Key points
Nitric oxide (NO) is a gasotransmitter with important physiological and pathophysiological roles in pregnancy.
There is limited information available about the sources and metabolism of NO and its bioactive metabolites (NOx) in both normal and complicated pregnancies.
The present study characterized and quantified endogenous NOx in human and mouse placenta following determination of the stability of exogenous NOx in placental homogenates.
NOx have differential stability in placental homogenates. NO and iron nitrosyl species (FeNOs), are relatively unstable in placental homogenates from normal placentas.

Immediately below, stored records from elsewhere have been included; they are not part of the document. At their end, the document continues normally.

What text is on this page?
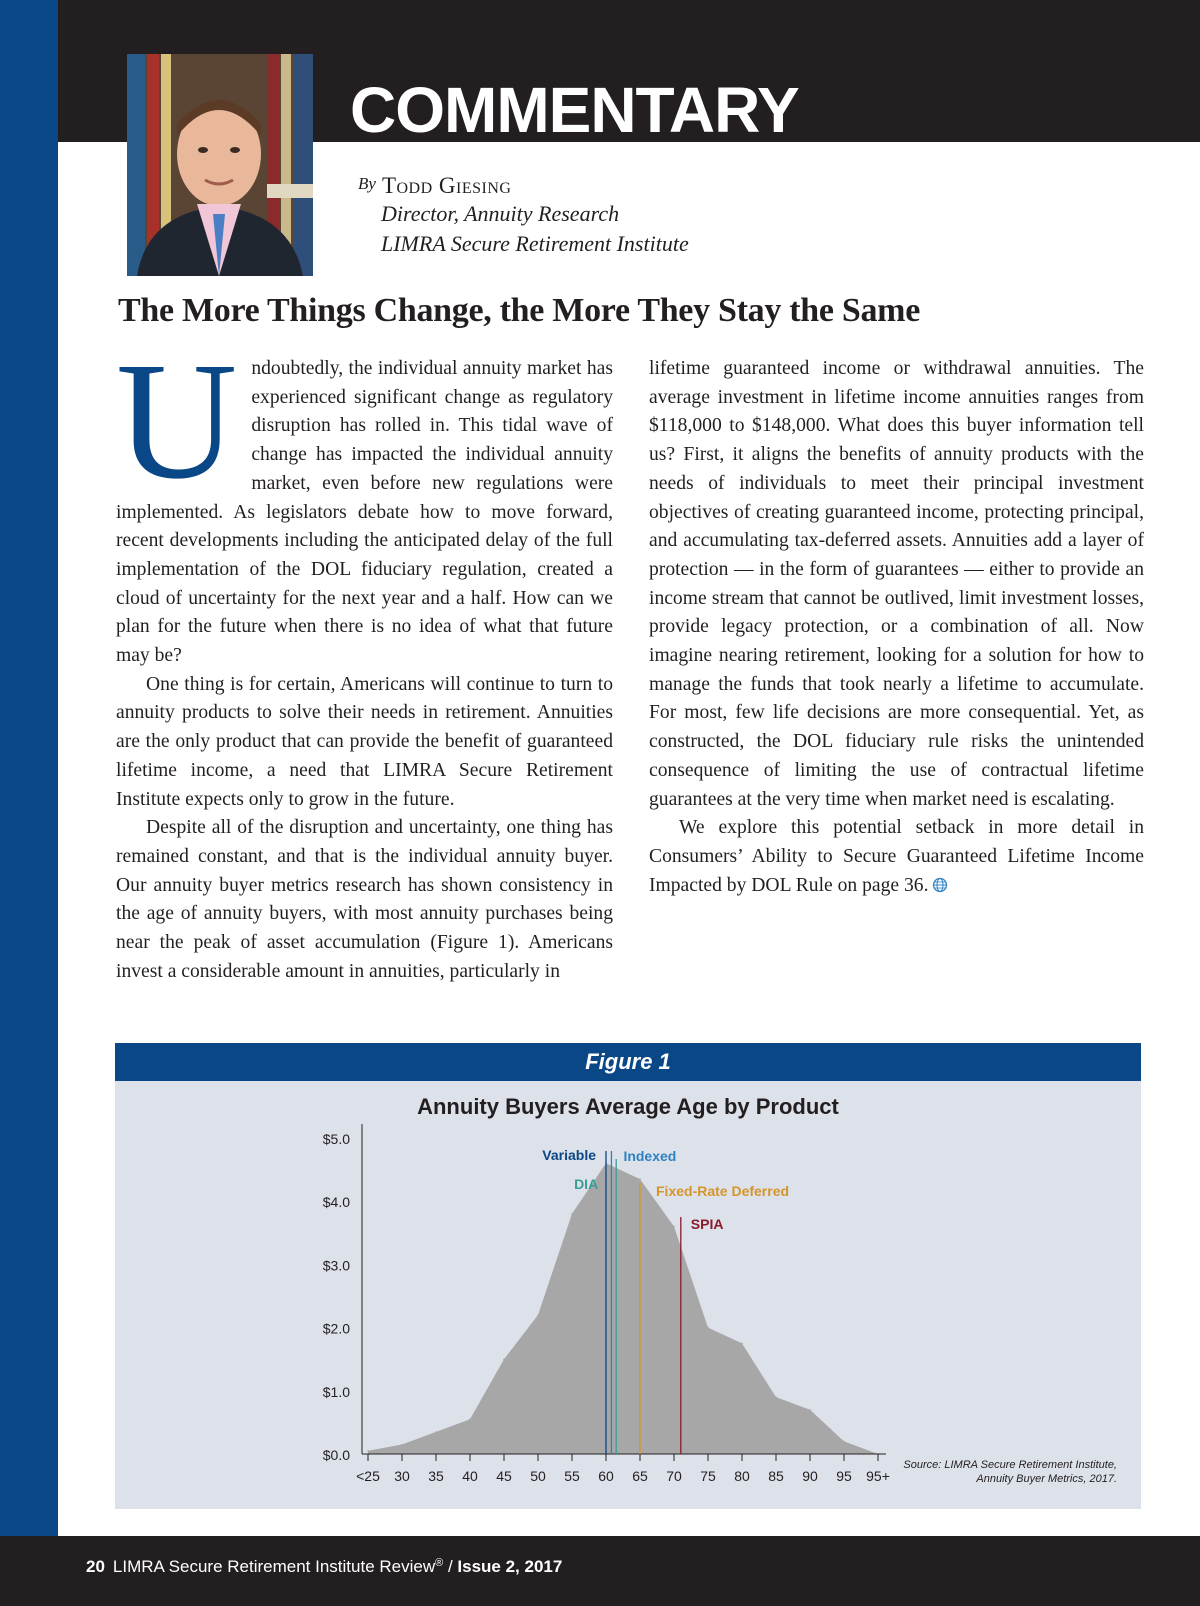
COMMENTARY
By Todd Giesing
Director, Annuity Research
LIMRA Secure Retirement Institute
The More Things Change, the More They Stay the Same
U ndoubtedly, the individual annuity market has experienced significant change as regulatory disruption has rolled in. This tidal wave of change has impacted the individual annuity market, even before new regulations were implemented. As legislators debate how to move forward, recent developments including the anticipated delay of the full implementation of the DOL fiduciary regulation, created a cloud of uncertainty for the next year and a half. How can we plan for the future when there is no idea of what that future may be?

One thing is for certain, Americans will continue to turn to annuity products to solve their needs in retirement. Annuities are the only product that can provide the benefit of guaranteed lifetime income, a need that LIMRA Secure Retirement Institute expects only to grow in the future.

Despite all of the disruption and uncertainty, one thing has remained constant, and that is the individual annuity buyer. Our annuity buyer metrics research has shown consistency in the age of annuity buyers, with most annuity purchases being near the peak of asset accumulation (Figure 1). Americans invest a considerable amount in annuities, particularly in

lifetime guaranteed income or withdrawal annuities. The average investment in lifetime income annuities ranges from $118,000 to $148,000. What does this buyer information tell us? First, it aligns the benefits of annuity products with the needs of individuals to meet their principal investment objectives of creating guaranteed income, protecting principal, and accumulating tax-deferred assets. Annuities add a layer of protection — in the form of guarantees — either to provide an income stream that cannot be outlived, limit investment losses, provide legacy protection, or a combination of all. Now imagine nearing retirement, looking for a solution for how to manage the funds that took nearly a lifetime to accumulate. For most, few life decisions are more consequential. Yet, as constructed, the DOL fiduciary rule risks the unintended consequence of limiting the use of contractual lifetime guarantees at the very time when market need is escalating.

We explore this potential setback in more detail in Consumers’ Ability to Secure Guaranteed Lifetime Income Impacted by DOL Rule on page 36.

Figure 1
Annuity Buyers Average Age by Product
$0.0
$1.0
$2.0
$3.0
$4.0
$5.0
<25 30 35 40 45 50 55 60 65 70 75 80 85 90 95 95+
Variable Indexed
DIA	Fixed-Rate Deferred
SPIA
Source: LIMRA Secure Retirement Institute,
Annuity Buyer Metrics, 2017.
20 LIMRA Secure Retirement Institute Review® / Issue 2, 2017
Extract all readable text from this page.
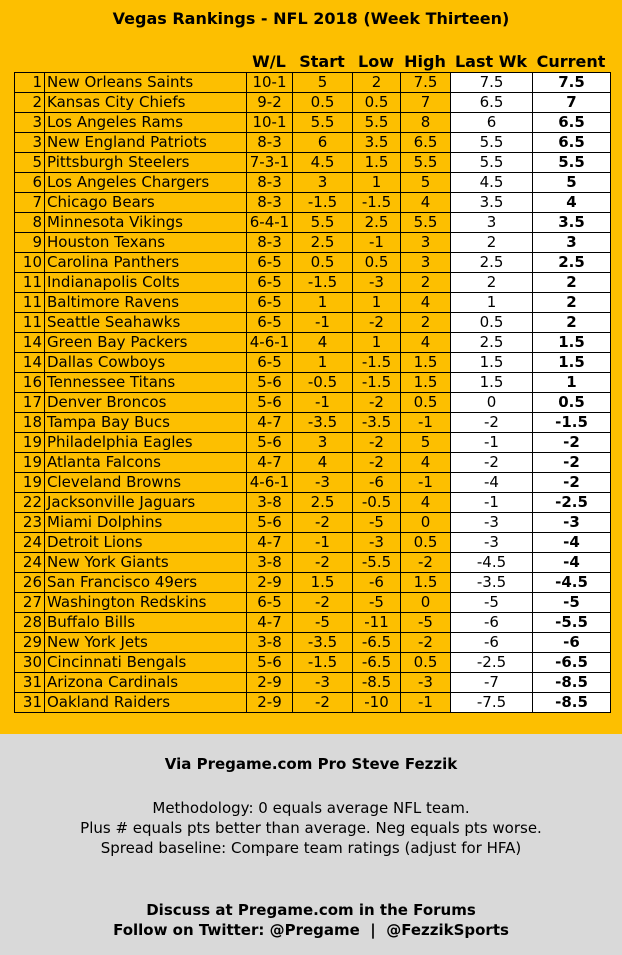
Vegas Rankings - NFL 2018 (Week Thirteen)
W/L Start Low High Last Wk Current
1	New Orleans Saints	10-1	5	2	7.5	7.5	7.5
2	Kansas City Chiefs	9-2	0.5	0.5	7	6.5	7
3	Los Angeles Rams	10-1	5.5	5.5	8	6	6.5
3	New England Patriots	8-3	6	3.5	6.5	5.5	6.5
5	Pittsburgh Steelers	7-3-1	4.5	1.5	5.5	5.5	5.5
6	Los Angeles Chargers	8-3	3	1	5	4.5	5
7	Chicago Bears	8-3	-1.5	-1.5	4	3.5	4
8	Minnesota Vikings	6-4-1	5.5	2.5	5.5	3	3.5
9	Houston Texans	8-3	2.5	-1	3	2	3
10	Carolina Panthers	6-5	0.5	0.5	3	2.5	2.5
11	Indianapolis Colts	6-5	-1.5	-3	2	2	2
11	Baltimore Ravens	6-5	1	1	4	1	2
11	Seattle Seahawks	6-5	-1	-2	2	0.5	2
14	Green Bay Packers	4-6-1	4	1	4	2.5	1.5
14	Dallas Cowboys	6-5	1	-1.5	1.5	1.5	1.5
16	Tennessee Titans	5-6	-0.5	-1.5	1.5	1.5	1
17	Denver Broncos	5-6	-1	-2	0.5	0	0.5
18	Tampa Bay Bucs	4-7	-3.5	-3.5	-1	-2	-1.5
19	Philadelphia Eagles	5-6	3	-2	5	-1	-2
19	Atlanta Falcons	4-7	4	-2	4	-2	-2
19	Cleveland Browns	4-6-1	-3	-6	-1	-4	-2
22	Jacksonville Jaguars	3-8	2.5	-0.5	4	-1	-2.5
23	Miami Dolphins	5-6	-2	-5	0	-3	-3
24	Detroit Lions	4-7	-1	-3	0.5	-3	-4
24	New York Giants	3-8	-2	-5.5	-2	-4.5	-4
26	San Francisco 49ers	2-9	1.5	-6	1.5	-3.5	-4.5
27	Washington Redskins	6-5	-2	-5	0	-5	-5
28	Buffalo Bills	4-7	-5	-11	-5	-6	-5.5
29	New York Jets	3-8	-3.5	-6.5	-2	-6	-6
30	Cincinnati Bengals	5-6	-1.5	-6.5	0.5	-2.5	-6.5
31	Arizona Cardinals	2-9	-3	-8.5	-3	-7	-8.5
31	Oakland Raiders	2-9	-2	-10	-1	-7.5	-8.5
Via Pregame.com Pro Steve Fezzik
Methodology: 0 equals average NFL team.
Plus # equals pts better than average. Neg equals pts worse.
Spread baseline: Compare team ratings (adjust for HFA)
Discuss at Pregame.com in the Forums
Follow on Twitter: @Pregame  |  @FezzikSports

Exogenous NO, nitrite and nitrosothiols react with placental homogenates to form iron nitrosyl complexes. FeNOs were also detected endogenously in mouse and human placenta.

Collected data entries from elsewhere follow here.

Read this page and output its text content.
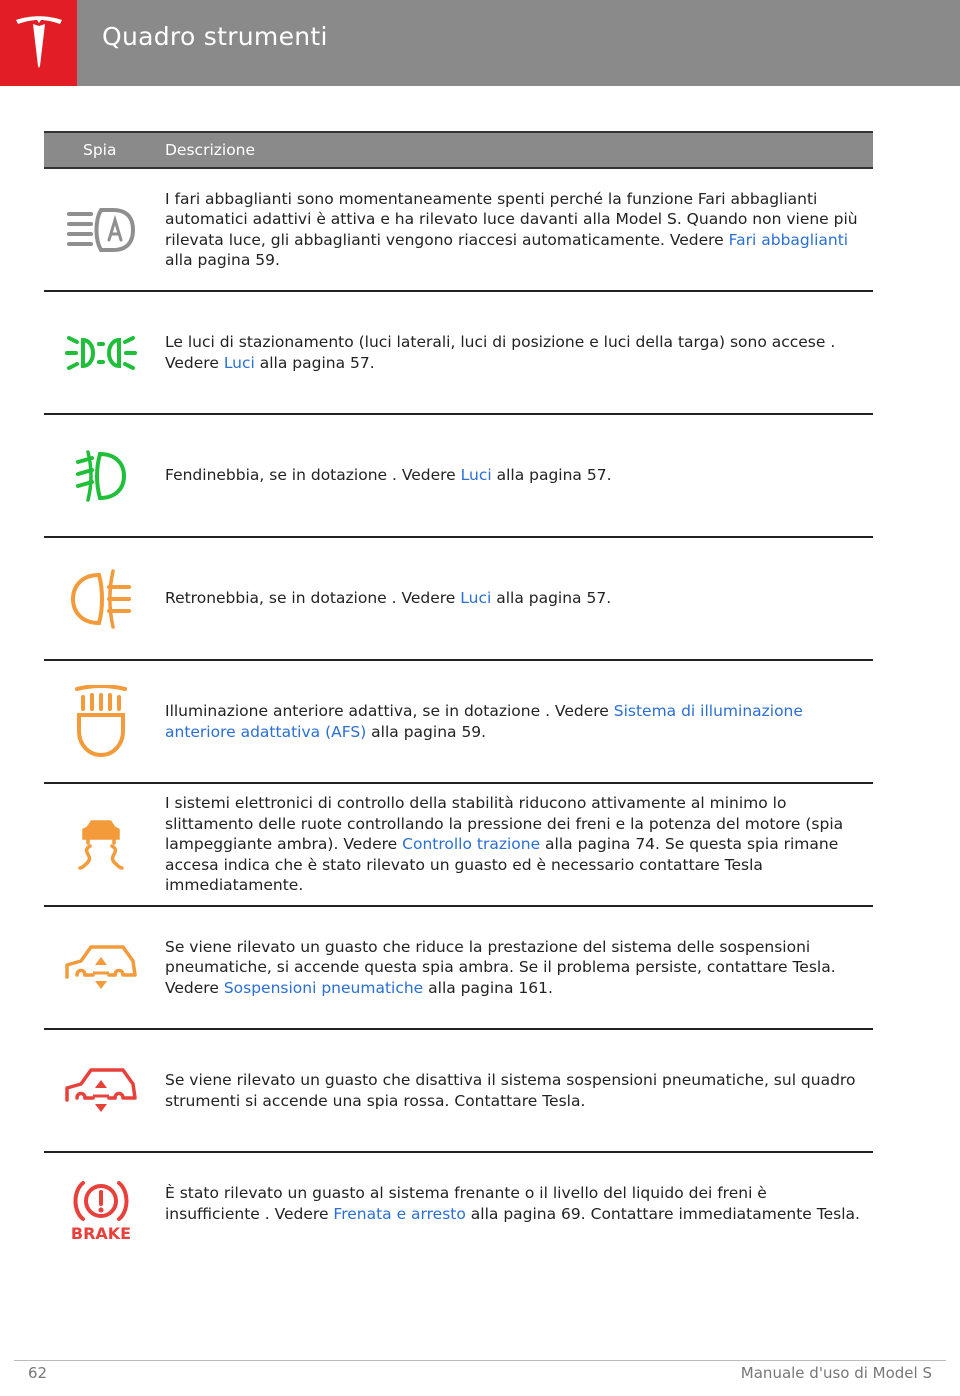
Quadro strumenti
Spia	Descrizione

I fari abbaglianti sono momentaneamente spenti perché la funzione Fari abbaglianti automatici adattivi è attiva e ha rilevato luce davanti alla Model S. Quando non viene più rilevata luce, gli abbaglianti vengono riaccesi automaticamente. Vedere Fari abbaglianti alla pagina 59.

Le luci di stazionamento (luci laterali, luci di posizione e luci della targa) sono accese . Vedere Luci alla pagina 57.

Fendinebbia, se in dotazione . Vedere Luci alla pagina 57.

Retronebbia, se in dotazione . Vedere Luci alla pagina 57.

Illuminazione anteriore adattiva, se in dotazione . Vedere Sistema di illuminazione anteriore adattativa (AFS) alla pagina 59.

I sistemi elettronici di controllo della stabilità riducono attivamente al minimo lo slittamento delle ruote controllando la pressione dei freni e la potenza del motore (spia lampeggiante ambra). Vedere Controllo trazione alla pagina 74. Se questa spia rimane accesa indica che è stato rilevato un guasto ed è necessario contattare Tesla immediatamente.

Se viene rilevato un guasto che riduce la prestazione del sistema delle sospensioni pneumatiche, si accende questa spia ambra. Se il problema persiste, contattare Tesla. Vedere Sospensioni pneumatiche alla pagina 161.

Se viene rilevato un guasto che disattiva il sistema sospensioni pneumatiche, sul quadro strumenti si accende una spia rossa. Contattare Tesla.

BRAKE

È stato rilevato un guasto al sistema frenante o il livello del liquido dei freni è insufficiente . Vedere Frenata e arresto alla pagina 69. Contattare immediatamente Tesla.

62	Manuale d'uso di Model S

NOx levels in placental villous tissue are increased in fetal growth restriction vs. placentas from women with normal pregnancies, particularly in fetal growth restriction associated with pre‐eclampsia. Villitis was not associated, however, with an increase in NOx levels in either normotensive or pre‐eclamptic placentas.

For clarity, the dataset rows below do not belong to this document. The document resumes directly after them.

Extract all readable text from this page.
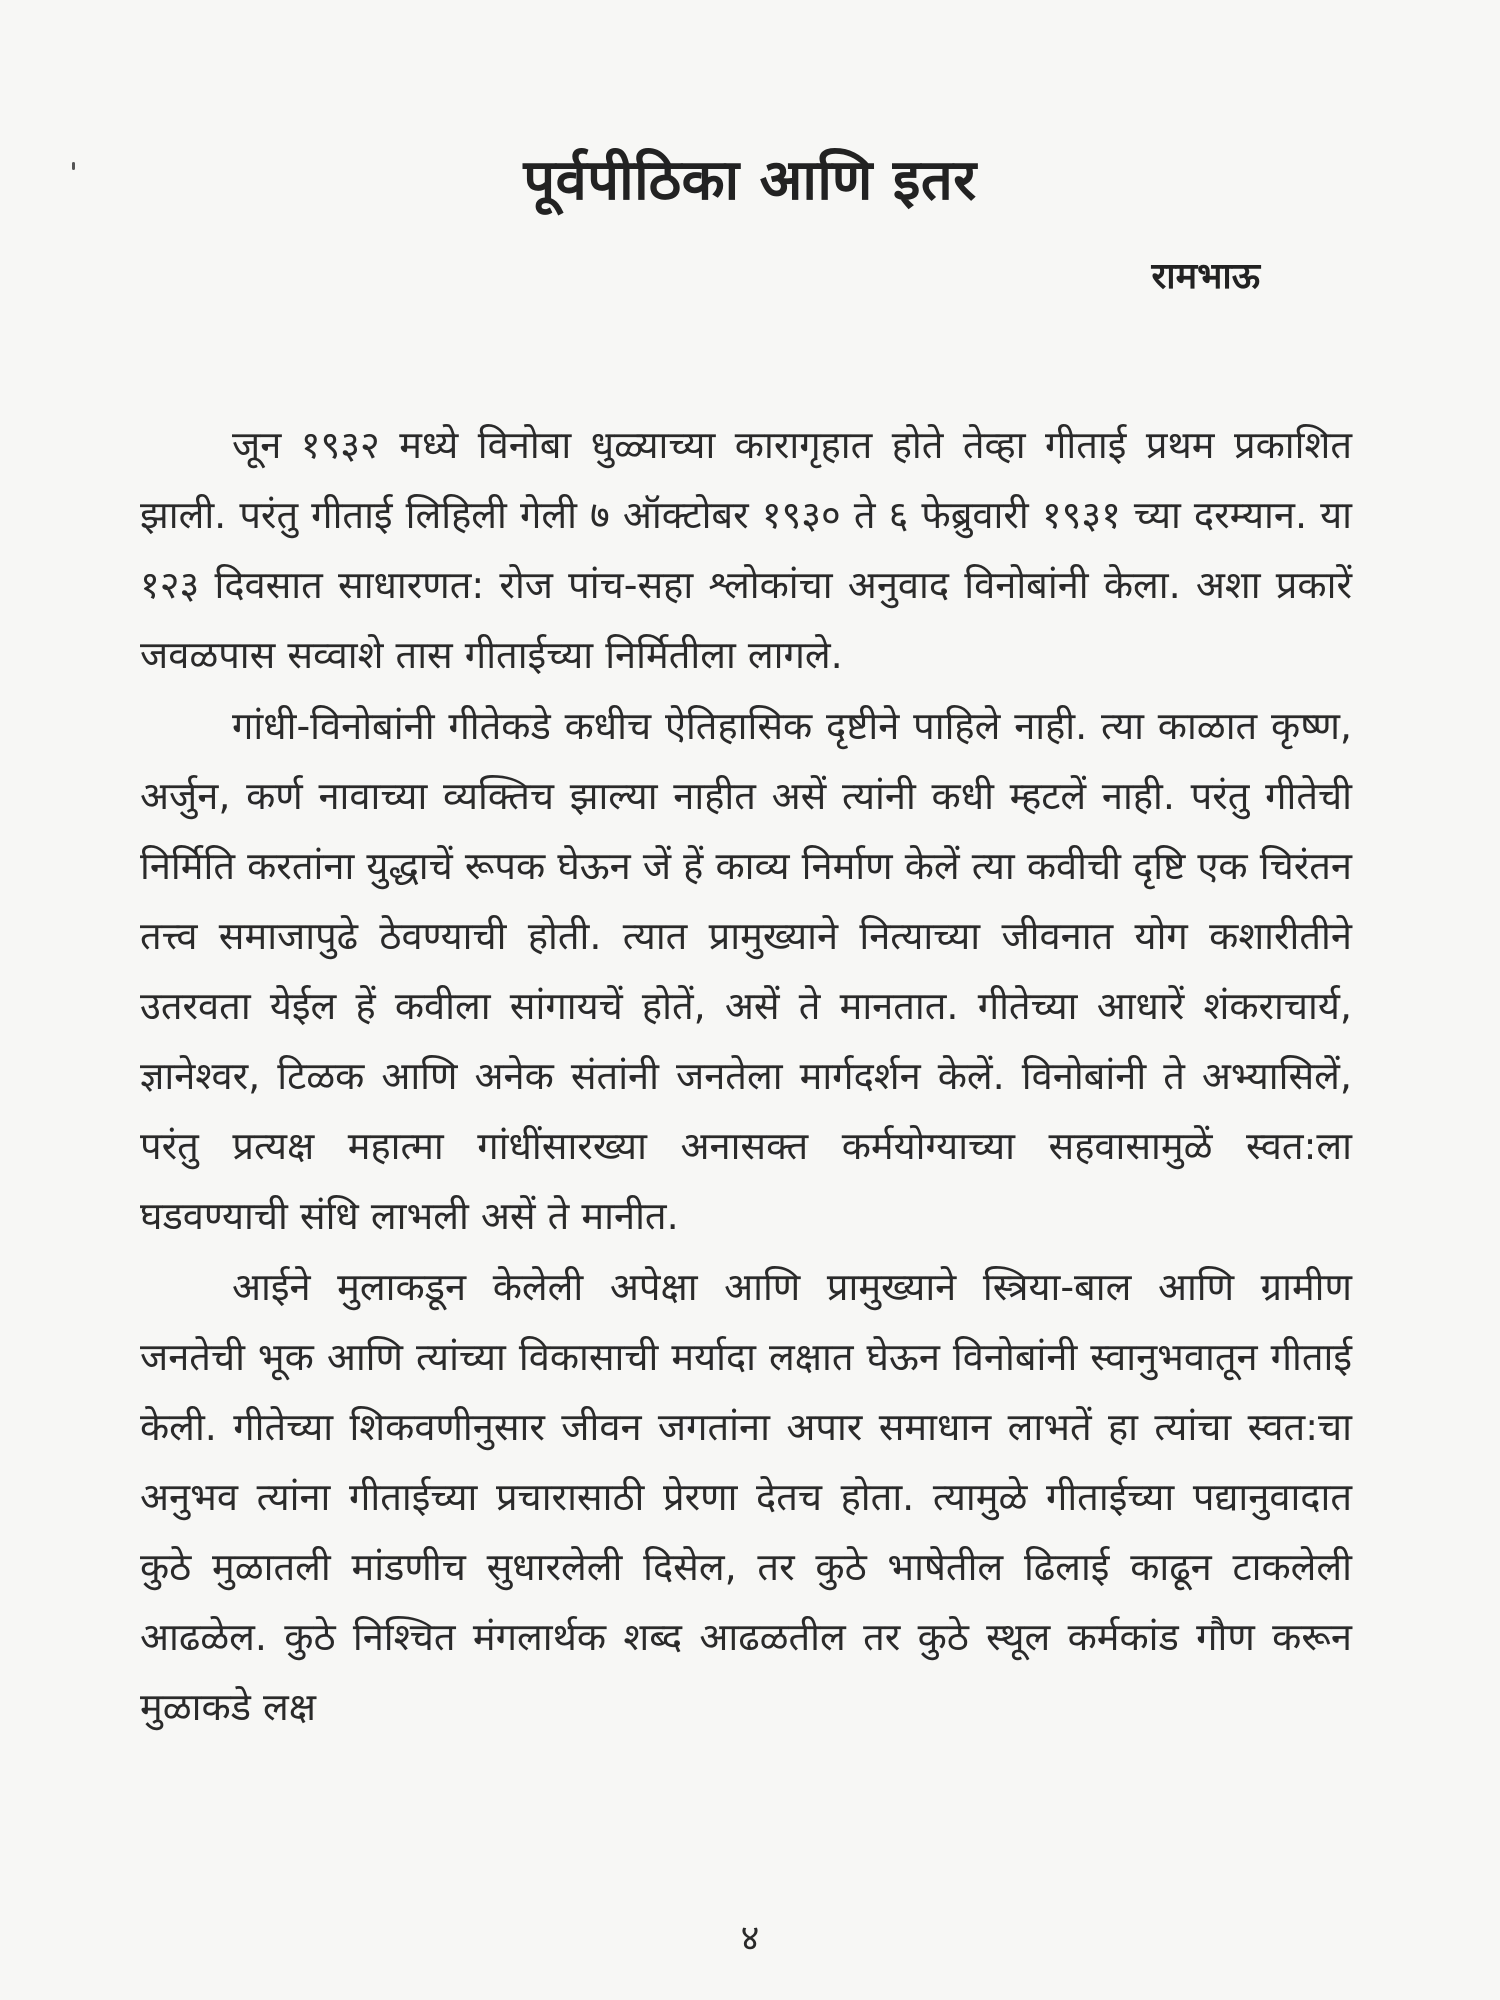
पूर्वपीठिका आणि इतर
रामभाऊ

जून १९३२ मध्ये विनोबा धुळ्याच्या कारागृहात होते तेव्हा गीताई प्रथम प्रकाशित झाली. परंतु गीताई लिहिली गेली ७ ऑक्टोबर १९३० ते ६ फेब्रुवारी १९३१ च्या दरम्यान. या १२३ दिवसात साधारणत: रोज पांच-सहा श्लोकांचा अनुवाद विनोबांनी केला. अशा प्रकारें जवळपास सव्वाशे तास गीताईच्या निर्मितीला लागले.

गांधी-विनोबांनी गीतेकडे कधीच ऐतिहासिक दृष्टीने पाहिले नाही. त्या काळात कृष्ण, अर्जुन, कर्ण नावाच्या व्यक्तिच झाल्या नाहीत असें त्यांनी कधी म्हटलें नाही. परंतु गीतेची निर्मिति करतांना युद्धाचें रूपक घेऊन जें हें काव्य निर्माण केलें त्या कवीची दृष्टि एक चिरंतन तत्त्व समाजापुढे ठेवण्याची होती. त्यात प्रामुख्याने नित्याच्या जीवनात योग कशारीतीने उतरवता येईल हें कवीला सांगायचें होतें, असें ते मानतात. गीतेच्या आधारें शंकराचार्य, ज्ञानेश्वर, टिळक आणि अनेक संतांनी जनतेला मार्गदर्शन केलें. विनोबांनी ते अभ्यासिलें, परंतु प्रत्यक्ष महात्मा गांधींसारख्या अनासक्त कर्मयोग्याच्या सहवासामुळें स्वत:ला घडवण्याची संधि लाभली असें ते मानीत.

आईने मुलाकडून केलेली अपेक्षा आणि प्रामुख्याने स्त्रिया-बाल आणि ग्रामीण जनतेची भूक आणि त्यांच्या विकासाची मर्यादा लक्षात घेऊन विनोबांनी स्वानुभवातून गीताई केली. गीतेच्या शिकवणीनुसार जीवन जगतांना अपार समाधान लाभतें हा त्यांचा स्वत:चा अनुभव त्यांना गीताईच्या प्रचारासाठी प्रेरणा देतच होता. त्यामुळे गीताईच्या पद्यानुवादात कुठे मुळातली मांडणीच सुधारलेली दिसेल, तर कुठे भाषेतील ढिलाई काढून टाकलेली आढळेल. कुठे निश्चित मंगलार्थक शब्द आढळतील तर कुठे स्थूल कर्मकांड गौण करून मुळाकडे लक्ष

४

The results call for further investigation of FeNOs in normal and complicated pregnancies.
Abstract
Nitric oxide (NO) is a gasotransmitter with important roles in pregnancy under both physiological and pathophysiological conditions. Although products of NO metabolism (NOx) also have significant bioactivity, little is known about the role of NO and NOx under conditions of aberrant placental inflammation during pregnancy. An ozone‐based chemiluminescence approach was used to investigate the stability and metabolic fate of NOx in human placental homogenates from uncomplicated pregnancies in healthy mothers compared to that in placental tissue from normotensive and pre‐eclamptic pregnancies complicated with fetal growth restriction (FGR) with and without villitis of unknown aetiology. We hypothesized that placental NOx would be increased in FGR vs. normal tissue, and be further increased in villitis vs. non‐villitis placentas. Findings indicate that nitrate, nitrite and nitrosothiols, but not NO or iron nitrosyl species (FeNOs), are relatively stable in placental homogenates from normal placentas, and that NO, nitrite and nitrosothiols react with placental homogenates to form iron nitrosyl complexes. Furthermore, NOx levels in placental villous tissue are increased in FGR vs. placentas from women with normal pregnancies, particularly in FGR associated with pre‐eclampsia. However, in contrast to our hypothesis, villitis was not associated with an increase in NOx levels in either normotensive or pre‐eclamptic placentas. Our results also strongly support the involvement of FeNOs in both mouse and human placenta, and call for their further study as a critical mechanistic link between pre‐eclampsia and fetal growth restriction.